Patrick me dit que ce nom de bataille n'est pas resté dans l'histoire. Pourtant, pour tous ceux qui ont vécu ces jours terribles de janvier à mars 1642 (j'avais 12 ans), aucun autre mot ne convient.
Trois mois! Trois mois de lutte entre les armées française et espagnole, au sein de laquelle se trouvaient de nombreux Catalans, des deux côtés des Pyrénées. L'objectif n'était pas le contrôle d'Argelès, non...
Mais de Collioure. Le port était le seul que pouvait utiliser le gouvernement espagnol pour apporter vivres, armes et hommes en Roussillon. Depuis le 4 novembre précédent (1641), en effet, Perpignan était assiégée. Et les Français avaient vraiment tout fait pour rendre ce siège impitoyable: dans tous les villages autour de Perpignan, les moulins avaient été détruits; partout, les réserves de blé, de farine, de grain... tout avait été confisqué. La ville ne pouvait être désormais ravitaillée que par la mer, et donc par Collioure. C'est pour cela, je vous l'ai raconté, qu'Argelès avait été conquise; parce que notre cité contrôlait la grande route reliant Collioure et Perpignan.
Les Espagnols, à Perpignan et dans le royaume, avaient fait le même calcul: pour pouvoir apporter des vivres à Perpignan, il fallait reprendre Argelès. On ne sait trop comment, la garnison assiégée à Perpignan, affamée et presque à bout de forces réussit à communiquer avec celle de Collioure. Les deux réussirent une opération conjointe au changement d'année. Et le matin du 4 janvier (1642), les deux bataillons espagnols firent leur jonction ... devant Argelès.
La bataille a duré trois jours. Les canons français ont causé de considérables destructions dans la cité. Des morts, aussi; mais surtout au sein de la population, pas beaucoup dans la garnison, qui sortait peu des murailles.
Et finalement, Argelès a été prise. Nous étions à nouveau Espagnols. Les 800 hommes de la garnison furent faits prisonniers, les Catalans (assimilés à des traîtres à leur couronne) ont été conduits de l'autre côté des Pyrénées; les Français furent conduits du côté de Trouillas.

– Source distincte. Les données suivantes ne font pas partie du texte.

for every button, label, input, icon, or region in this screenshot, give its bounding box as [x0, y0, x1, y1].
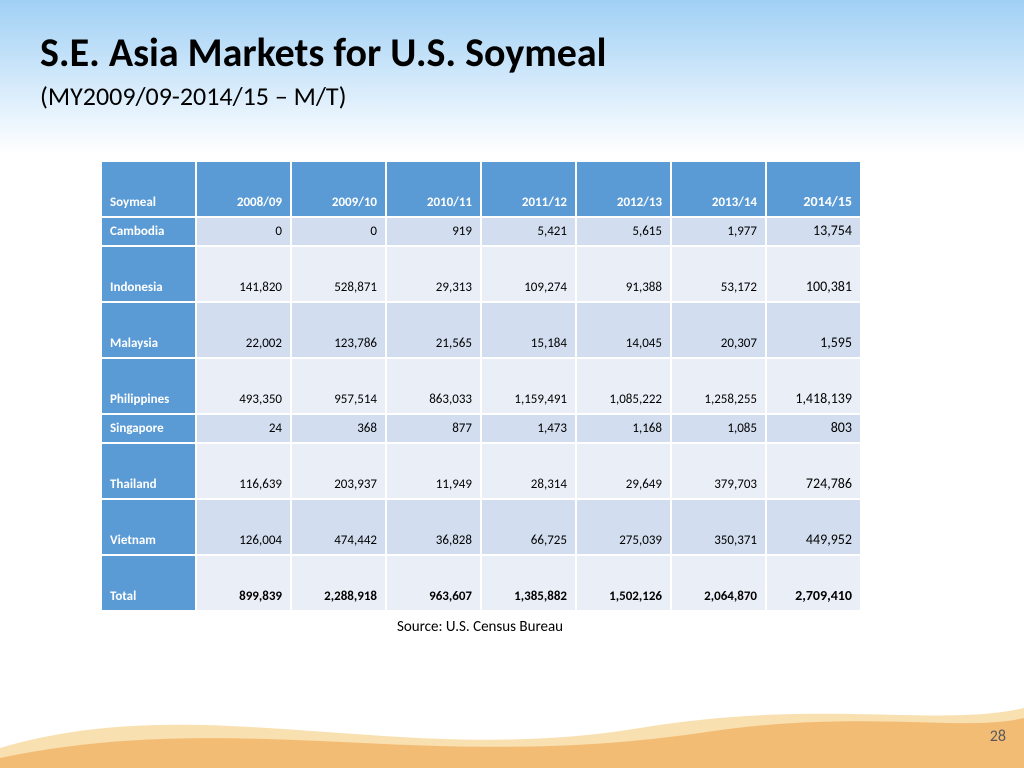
cell: 474,442 [291, 499, 386, 555]
table-row: Malaysia22,002123,78621,56515,18414,0452… [101, 302, 861, 358]
header-col: 2010/11 [386, 161, 481, 217]
cell: 0 [291, 217, 386, 246]
cell: 957,514 [291, 358, 386, 414]
cell: 350,371 [671, 499, 766, 555]
row-label: Cambodia [101, 217, 196, 246]
table-row: Singapore243688771,4731,1681,085803 [101, 414, 861, 443]
source-caption: Source: U.S. Census Bureau [100, 618, 860, 636]
cell: 28,314 [481, 443, 576, 499]
cell: 13,754 [766, 217, 861, 246]
cell: 203,937 [291, 443, 386, 499]
cell: 123,786 [291, 302, 386, 358]
cell: 5,615 [576, 217, 671, 246]
cell: 24 [196, 414, 291, 443]
cell: 1,085 [671, 414, 766, 443]
row-label: Malaysia [101, 302, 196, 358]
table-row: Philippines493,350957,514863,0331,159,49… [101, 358, 861, 414]
table-row: Vietnam126,004474,44236,82866,725275,039… [101, 499, 861, 555]
cell: 29,649 [576, 443, 671, 499]
cell: 863,033 [386, 358, 481, 414]
cell: 11,949 [386, 443, 481, 499]
table-row: Cambodia009195,4215,6151,97713,754 [101, 217, 861, 246]
row-label: Vietnam [101, 499, 196, 555]
cell: 1,385,882 [481, 555, 576, 611]
table-container: Soymeal 2008/09 2009/10 2010/11 2011/12 … [100, 160, 860, 636]
cell: 1,418,139 [766, 358, 861, 414]
cell: 803 [766, 414, 861, 443]
cell: 2,709,410 [766, 555, 861, 611]
slide-subtitle: (MY2009/09-2014/15 – M/T) [40, 80, 347, 112]
row-label: Philippines [101, 358, 196, 414]
cell: 29,313 [386, 246, 481, 302]
cell: 2,288,918 [291, 555, 386, 611]
table-row-total: Total899,8392,288,918963,6071,385,8821,5… [101, 555, 861, 611]
header-col: 2011/12 [481, 161, 576, 217]
header-col: 2009/10 [291, 161, 386, 217]
cell: 15,184 [481, 302, 576, 358]
cell: 493,350 [196, 358, 291, 414]
header-corner: Soymeal [101, 161, 196, 217]
cell: 275,039 [576, 499, 671, 555]
table-header-row: Soymeal 2008/09 2009/10 2010/11 2011/12 … [101, 161, 861, 217]
cell: 899,839 [196, 555, 291, 611]
cell: 379,703 [671, 443, 766, 499]
row-label: Total [101, 555, 196, 611]
cell: 22,002 [196, 302, 291, 358]
cell: 1,085,222 [576, 358, 671, 414]
cell: 724,786 [766, 443, 861, 499]
cell: 14,045 [576, 302, 671, 358]
cell: 5,421 [481, 217, 576, 246]
table-row: Thailand116,639203,93711,94928,31429,649… [101, 443, 861, 499]
slide-title: S.E. Asia Markets for U.S. Soymeal [40, 28, 607, 77]
header-col: 2014/15 [766, 161, 861, 217]
cell: 1,595 [766, 302, 861, 358]
cell: 1,168 [576, 414, 671, 443]
cell: 919 [386, 217, 481, 246]
row-label: Indonesia [101, 246, 196, 302]
header-col: 2012/13 [576, 161, 671, 217]
cell: 449,952 [766, 499, 861, 555]
cell: 20,307 [671, 302, 766, 358]
cell: 1,977 [671, 217, 766, 246]
cell: 963,607 [386, 555, 481, 611]
slide: S.E. Asia Markets for U.S. Soymeal (MY20… [0, 0, 1024, 768]
cell: 2,064,870 [671, 555, 766, 611]
cell: 877 [386, 414, 481, 443]
cell: 116,639 [196, 443, 291, 499]
header-col: 2013/14 [671, 161, 766, 217]
cell: 1,502,126 [576, 555, 671, 611]
row-label: Singapore [101, 414, 196, 443]
cell: 141,820 [196, 246, 291, 302]
page-number: 28 [990, 727, 1006, 746]
decorative-wave [0, 678, 1024, 768]
cell: 126,004 [196, 499, 291, 555]
cell: 36,828 [386, 499, 481, 555]
cell: 100,381 [766, 246, 861, 302]
cell: 53,172 [671, 246, 766, 302]
cell: 66,725 [481, 499, 576, 555]
cell: 1,159,491 [481, 358, 576, 414]
header-col: 2008/09 [196, 161, 291, 217]
cell: 0 [196, 217, 291, 246]
soymeal-table: Soymeal 2008/09 2009/10 2010/11 2011/12 … [100, 160, 862, 612]
cell: 21,565 [386, 302, 481, 358]
row-label: Thailand [101, 443, 196, 499]
cell: 91,388 [576, 246, 671, 302]
cell: 368 [291, 414, 386, 443]
table-row: Indonesia141,820528,87129,313109,27491,3… [101, 246, 861, 302]
cell: 109,274 [481, 246, 576, 302]
cell: 1,258,255 [671, 358, 766, 414]
cell: 528,871 [291, 246, 386, 302]
cell: 1,473 [481, 414, 576, 443]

Mais pouvions-nous être contents de cette issue? Bien sûr, les combats cessèrent; mais beaucoup disaient que les Français n'allaient pas en rester là; qu'ils ne pouvaient pas permettre cette perte, qui ouvrait largement la route entre Collioure et Perpignan.
Et dans la cité, le bilan de ces trois jours fut terrible: le quart des maisons de la cité ont été rasées, soit parce qu'elles étaient trop abîmées, soit par représailles. Entre 1641 et 1642, le nombre de morts fut plus quatre fois plus élevé que lors de deux années "normales".
Et ce ne fut pas fini... Hélas...

Celui qui nous avait conquis: Louis, duc d'Arpajon, qui commandait le détachement français lorsque Argelès fut conquise, en juin 1641.

Celui qui nous a perdus: le marquis de Brézé, pourtant vice-Roi de Catalogne, qui n'a pas su se donner un objectif clair et finit par être pris de vitesse par le marquis de Torracusa, qui commanda la reconquête d'une partie du Roussillon (mais échoua à libérer Perpignan).